Friday, 26 October 2007

Women's mag drivel: part 1 in an occasional series.



Readers of last week’s Grazia magazine learned that one of four exciting things to do that are SO NOW is“drunk shopping”. No really. “Shoes are just so much prettier and credit card bills far less scary after a few glasses of vino!” it slurred.

Elsewhere, the useless rag gave up on personal finance and tackled the weighty world of politics. Laura Craik knocked off a crashingly sycophantic profile of Tory wife Samantha Cameron. “David might be getting excited about the inheritance tax threshold,” she twittered, “but the naughty truth is that women aren’t half as interested in party policy as they are in Samantha’s clothes.”

Probably fair. Given that any legacies Grazia readers get their mits on will go straight towards paying off those un-scary credit card bills, how much they inherit is probably neither here nor there.

But Craik presses on: “If he (David) wants to swing the female vote, Sam Cameron in a yellow Topshop coat is a far bigger draw than any NHS reform.”

Here’s hoping Grazia readers’ livers hold out.

Wednesday, 17 October 2007

Catalogue of woe



My mum – a natural trader - had the foresight to start collecting consumer catalogues nearly 40 years ago.
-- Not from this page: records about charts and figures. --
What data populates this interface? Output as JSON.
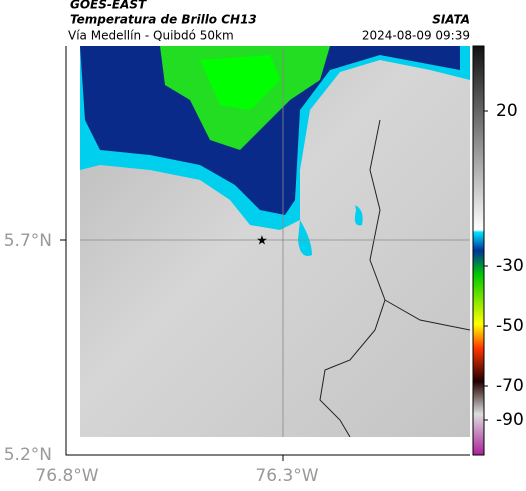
{
  "header": {
    "title": "GOES-EAST",
    "subtitle": "Temperatura de Brillo CH13",
    "region": "Vía Medellín - Quibdó 50km",
    "source": "SIATA",
    "timestamp": "2024-08-09 09:39"
  },
  "map": {
    "lat_labels": [
      "5.7°N",
      "5.2°N"
    ],
    "lon_labels": [
      "76.8°W",
      "76.3°W"
    ]
  },
  "colorbar": {
    "ticks": [
      20,
      -30,
      -50,
      -70,
      -90
    ]
  }
}
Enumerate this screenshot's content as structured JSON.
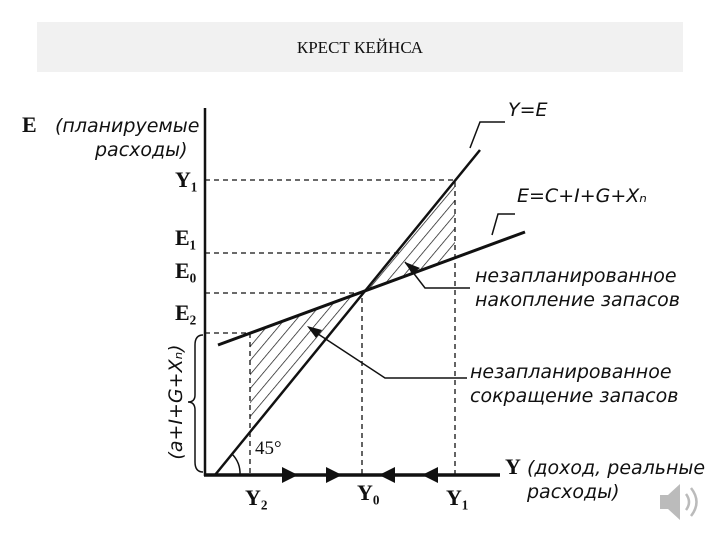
{
  "header": {
    "title": "КРЕСТ КЕЙНСА"
  },
  "axes": {
    "y_label": [
      "E",
      "(планируемые",
      "расходы)"
    ],
    "x_label": [
      "Y",
      "(доход, реальные",
      "расходы)"
    ],
    "bracket_label": "(a+I+G+Xₙ)",
    "angle": "45°"
  },
  "y_marks": {
    "y1": "Y₁",
    "e1": "E₁",
    "e0": "E₀",
    "e2": "E₂"
  },
  "x_marks": {
    "y2": "Y₂",
    "y0": "Y₀",
    "y1": "Y₁"
  },
  "lines": {
    "diagonal": "Y=E",
    "expenditure": "E=C+I+G+Xₙ"
  },
  "annotations": {
    "accumulation": [
      "незапланированное",
      "накопление запасов"
    ],
    "reduction": [
      "незапланированное",
      "сокращение запасов"
    ]
  }
}
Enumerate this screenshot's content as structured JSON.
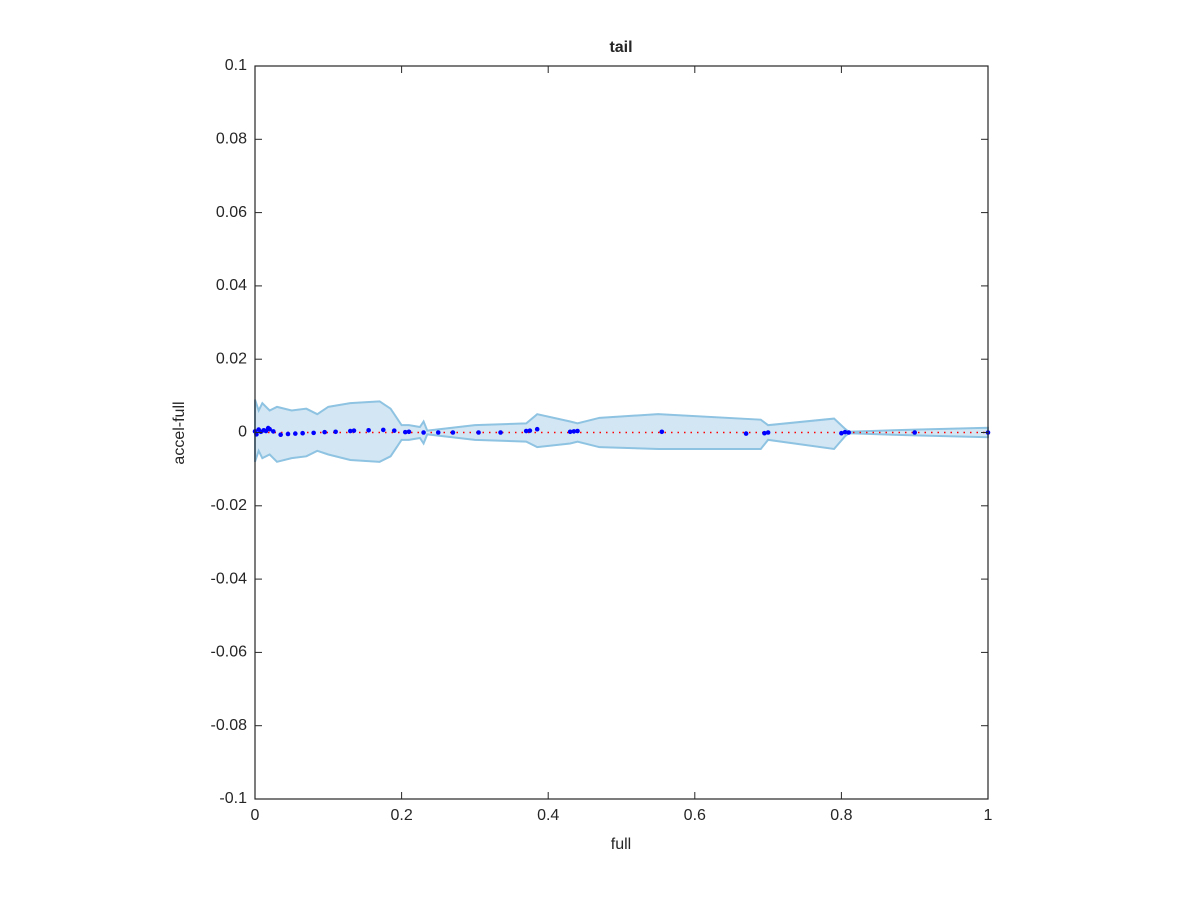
{
  "chart_data": {
    "type": "scatter",
    "title": "tail",
    "xlabel": "full",
    "ylabel": "accel-full",
    "xlim": [
      0,
      1
    ],
    "ylim": [
      -0.1,
      0.1
    ],
    "xticks": [
      0,
      0.2,
      0.4,
      0.6,
      0.8,
      1
    ],
    "yticks": [
      -0.1,
      -0.08,
      -0.06,
      -0.04,
      -0.02,
      0,
      0.02,
      0.04,
      0.06,
      0.08,
      0.1
    ],
    "grid": false,
    "color": "#0000ff",
    "x": [
      0,
      0.002,
      0.005,
      0.008,
      0.012,
      0.015,
      0.018,
      0.02,
      0.025,
      0.035,
      0.045,
      0.055,
      0.065,
      0.08,
      0.095,
      0.11,
      0.13,
      0.135,
      0.155,
      0.175,
      0.19,
      0.205,
      0.21,
      0.23,
      0.25,
      0.27,
      0.305,
      0.335,
      0.37,
      0.375,
      0.385,
      0.43,
      0.435,
      0.44,
      0.555,
      0.67,
      0.695,
      0.7,
      0.8,
      0.805,
      0.81,
      0.9,
      1.0
    ],
    "values": [
      0.0003,
      -0.0005,
      0.0008,
      0.0002,
      0.0006,
      0.0004,
      0.0012,
      0.0009,
      0.0003,
      -0.0006,
      -0.0004,
      -0.0003,
      -0.0002,
      -0.0001,
      0.0001,
      0.0002,
      0.0004,
      0.0005,
      0.0006,
      0.0007,
      0.0005,
      0.0001,
      0.0002,
      0,
      0,
      0,
      0,
      0,
      0.0004,
      0.0005,
      0.0009,
      0.0002,
      0.0003,
      0.0004,
      0.0002,
      -0.0003,
      -0.0002,
      0,
      -0.0002,
      0.0001,
      0,
      0,
      0
    ],
    "line": {
      "x": [
        0,
        1
      ],
      "values": [
        0,
        0
      ],
      "color": "#ff0000"
    },
    "band": {
      "color": "#8ec3e2",
      "fill": "#d3e6f3",
      "x": [
        0,
        0.005,
        0.01,
        0.02,
        0.03,
        0.05,
        0.07,
        0.085,
        0.1,
        0.13,
        0.17,
        0.185,
        0.2,
        0.21,
        0.225,
        0.23,
        0.235,
        0.3,
        0.37,
        0.385,
        0.43,
        0.44,
        0.47,
        0.55,
        0.69,
        0.7,
        0.79,
        0.805,
        0.81,
        0.9,
        1.0
      ],
      "upper": [
        0.009,
        0.006,
        0.008,
        0.006,
        0.007,
        0.006,
        0.0065,
        0.005,
        0.007,
        0.008,
        0.0085,
        0.0065,
        0.002,
        0.002,
        0.0015,
        0.003,
        0.0005,
        0.002,
        0.0025,
        0.005,
        0.003,
        0.0025,
        0.004,
        0.005,
        0.0035,
        0.002,
        0.0038,
        0.001,
        0.0002,
        0.0008,
        0.0013
      ],
      "lower": [
        -0.008,
        -0.005,
        -0.007,
        -0.006,
        -0.008,
        -0.007,
        -0.0065,
        -0.005,
        -0.006,
        -0.0075,
        -0.008,
        -0.0065,
        -0.002,
        -0.002,
        -0.0015,
        -0.003,
        -0.0005,
        -0.002,
        -0.0025,
        -0.004,
        -0.003,
        -0.0025,
        -0.004,
        -0.0045,
        -0.0045,
        -0.002,
        -0.0045,
        -0.001,
        -0.0002,
        -0.0008,
        -0.0013
      ]
    }
  }
}
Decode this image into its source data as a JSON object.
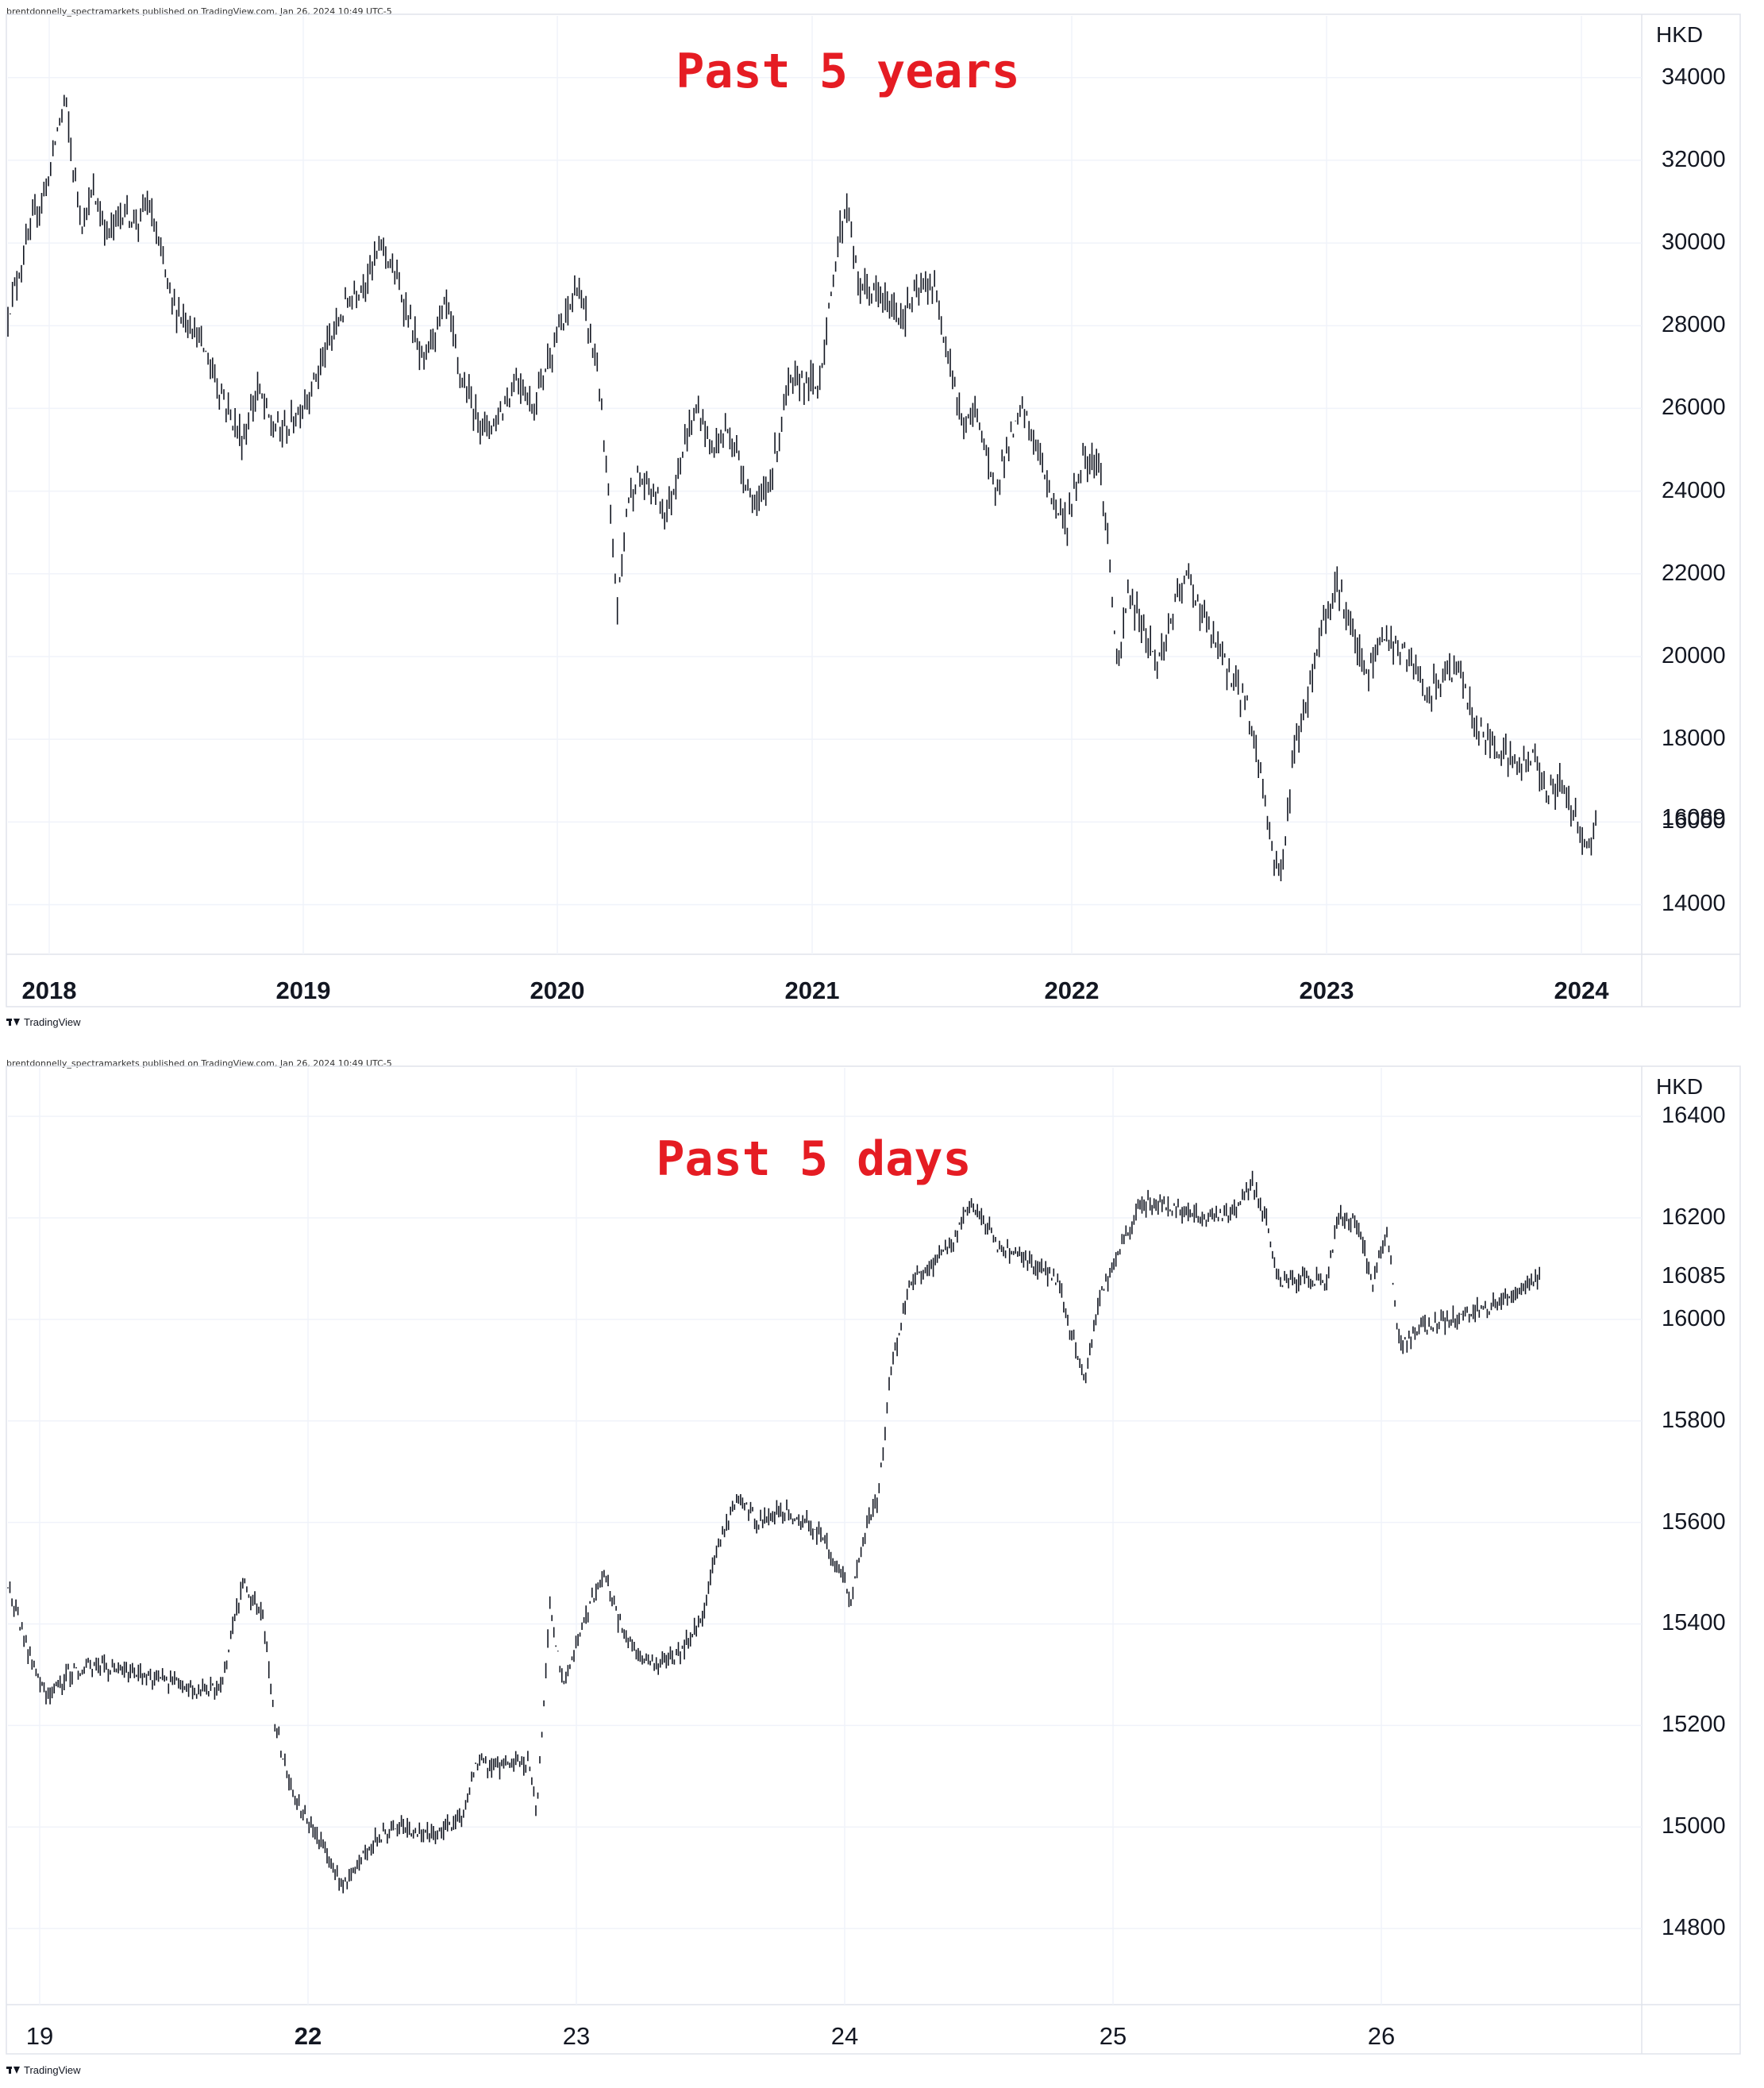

She concentrated on those she believed to be “of their time”. She reasoned that their pages form a snapshot of our collective aspirations, and most people chuck them away, making them future rarities.

She’s been proved right time and again. Her stack of Habitat and Clothkits catalogues from the 60s and 70s are pored over. Copies sell themselves on eBay.

So when mum started adding the Boden catalogue to her collection I was unsettled. If images in a consumer catalogue are snapshots of collective aspirations, there are harsh implications for women within the pages of Johnny Boden’s matey quarterly.

Most of Boden’s images are faux family snapshots of vaguely nostalgic holidays, set in a version of Britain. There are wholesome camping trips, or perhaps a cavort through the deserted streets of anodyne city settings such as Notting Hill or Bath. It’s a fantasy of an effortless family life, and of course it's no more than is to be expected, because it’s doing the job of advertising. But a sinister narrative lurks behind the gurning female models acting out Boden’s “mother” role.

In the current edition, for example, the “mothers” play peek-a-boo with infants. They frolic with presents and balloons at children’s birthday parties; they balance cups and books on their heads, and they wink a lot. Sometimes they stick their tongues out. They don’t do anything difficult, or even particularly active. While the men’s clothing pages show "fathers" at work, the office clothes for women are worn by models chatting to men in bars. And there's not a child in sight on the men's pages.

The problem is not that the female models do these things. It’s that, in Johnny’s fantasy, they don't do anything else. This fantasy, and the one consumers are sold , is for women to spend their time playing, like infants. They are infantilised.

Johnny Boden is no fool. He knows his customers, and he knows they are women (he makes men’s clothes, but it’s women that buy them). He knows the reality of their lives is stress, and office work, and that they might fantasise about ditch their day jobs. His prices ensure his customers are middle-class and, in all likelihood, of the professional classes. His well-documented marketing tactics include the brilliant wheeze of inviting customers to send in photos of and details about themselves with the vague carrot that they might be able to appear as models in the catalogue (although judging by its pages there’s scant evidence that any ever do). Johnny’s staff forms these photos and details into a giant picture collage to illustrate a “type” who is likely to respond to the fantasy by spending money on “fun tank-tops" or “checky pullons”.

So do middle-aged, middle-class, educated women really harbour unfulfilled adolescent fantasies of appearing as catalogue models? And, more worryingly, do they fantasise about regressing to childhood?

Johnny seems to think so. And in 40 years time, our grown children may well believe that was the pinnacle of our aspiration.